19 agosto 2019
Aggiornato 12:00
Dati ISTAT

Fatturato industriale su dell'1% ad agosto, ma nell'anno è sceso del 4,8%

L'istituto di statistica ha rilevato incrementi congiunturali per i beni di consumo (+1,4%), per i beni intermedi (+1,3%) e per i beni strumentali (+0,7%), l'energia in flessione (-0,9%)

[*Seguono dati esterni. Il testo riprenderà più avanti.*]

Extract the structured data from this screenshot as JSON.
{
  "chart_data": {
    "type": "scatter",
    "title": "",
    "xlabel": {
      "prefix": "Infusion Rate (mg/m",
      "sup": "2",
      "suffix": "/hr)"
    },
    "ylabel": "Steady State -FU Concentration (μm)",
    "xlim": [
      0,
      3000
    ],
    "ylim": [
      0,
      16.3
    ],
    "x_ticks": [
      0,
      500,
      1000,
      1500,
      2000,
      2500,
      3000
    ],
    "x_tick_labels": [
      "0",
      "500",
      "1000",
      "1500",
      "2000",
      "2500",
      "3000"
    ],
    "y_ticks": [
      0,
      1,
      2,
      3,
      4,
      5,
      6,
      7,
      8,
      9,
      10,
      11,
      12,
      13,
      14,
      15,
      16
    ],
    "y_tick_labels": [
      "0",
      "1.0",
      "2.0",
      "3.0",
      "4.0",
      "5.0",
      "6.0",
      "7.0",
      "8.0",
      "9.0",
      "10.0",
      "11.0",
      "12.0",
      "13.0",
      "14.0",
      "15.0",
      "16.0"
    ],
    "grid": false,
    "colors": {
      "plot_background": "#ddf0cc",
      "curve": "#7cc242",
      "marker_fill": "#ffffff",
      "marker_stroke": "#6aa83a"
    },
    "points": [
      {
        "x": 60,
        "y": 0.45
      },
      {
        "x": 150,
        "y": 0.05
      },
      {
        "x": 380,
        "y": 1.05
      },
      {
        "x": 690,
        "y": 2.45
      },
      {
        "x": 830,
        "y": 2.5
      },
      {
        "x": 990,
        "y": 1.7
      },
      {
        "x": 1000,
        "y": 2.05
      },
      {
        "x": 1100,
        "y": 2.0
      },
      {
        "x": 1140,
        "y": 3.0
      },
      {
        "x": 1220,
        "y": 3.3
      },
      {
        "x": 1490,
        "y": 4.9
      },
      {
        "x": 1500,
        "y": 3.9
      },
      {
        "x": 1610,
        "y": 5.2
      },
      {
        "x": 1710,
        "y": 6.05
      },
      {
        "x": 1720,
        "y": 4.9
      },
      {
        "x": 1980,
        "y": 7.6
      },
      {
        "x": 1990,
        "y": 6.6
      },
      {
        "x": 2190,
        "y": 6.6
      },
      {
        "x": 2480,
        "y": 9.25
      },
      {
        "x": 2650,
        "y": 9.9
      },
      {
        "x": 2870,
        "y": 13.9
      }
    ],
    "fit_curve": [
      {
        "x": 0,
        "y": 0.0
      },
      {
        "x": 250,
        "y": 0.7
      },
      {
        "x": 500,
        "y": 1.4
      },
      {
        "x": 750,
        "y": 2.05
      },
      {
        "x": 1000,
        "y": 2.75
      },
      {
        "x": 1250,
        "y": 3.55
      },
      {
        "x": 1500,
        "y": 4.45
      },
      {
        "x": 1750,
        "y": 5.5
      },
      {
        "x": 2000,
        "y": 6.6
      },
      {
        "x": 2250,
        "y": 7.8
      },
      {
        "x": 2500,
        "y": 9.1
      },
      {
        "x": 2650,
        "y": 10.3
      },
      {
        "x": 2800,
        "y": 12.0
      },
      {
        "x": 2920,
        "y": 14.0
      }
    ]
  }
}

ROMA - Ad agosto il fatturato dell'industria, al netto della stagionalità, ha registrato un aumento dell'1 per cento rispetto a luglio, il più alto da un anno, con stazionarietà sul mercato interno e un incremento del 3,1 per cento su quello estero. Lo ha reso noto l'Istat.

NEL 2012 FATTURATO -4,8% - Nella media degli ultimi tre mesi, l'indice complessivo ha registrato un aumento dello 0,9 per cento rispetto ai tre mesi precedenti (+1,0% per il fatturato interno e +0,7% per quello estero).
Corretto per gli effetti di calendario (i giorni lavorativi sono stati 21 contro i 22 di agosto 2012), il fatturato totale è diminuito in termini tendenziali del 4,8 per cento (il ventesimo calo consecutivo) con una diminuzione del 7,4 per cento sul mercato interno e un incremento dell'1 su quello estero.
Gli indici destagionalizzati del fatturato hanno segnato incrementi congiunturali per i beni di consumo (+1,4%), per i beni intermedi (+1,3%) e per i beni strumentali (+0,7%), mentre per l'energia si è registrata una flessione (-0,9%).
Per il fatturato l'incremento tendenziale più rilevante si è notato nella fabbricazione di macchinari e attrezzature (+3,7%), mentre la diminuzione più marcata ha riguardato la fabbricazione di coke e prodotti petroliferi raffinati (-19,6%).

ORDINATIVI - Gli ordinativi totali dell'industria ad agosto hanno registrato un incremento congiunturale del 2 per cento, sintesi di un aumento del 3,9 per cento degli ordinativi interni e una flessione dello 0,5 per cento di quelli esteri. Nella media degli ultimi tre mesi gli ordinativi totali sono cresciuti dello 0,1% rispetto al trimestre precedente.
Nel confronto con il mese di agosto 2012, l'indice grezzo degli ordinativi ha segnato una variazione negativa del 6,8 per cento. La diminuzione più significativa si è registrata nella metallurgia e fabbricazione di prodotti in metallo (-14,0%), mentre l'incremento più rilevante si è osservato nella fabbricazione di mezzi di trasporto (+16,4%).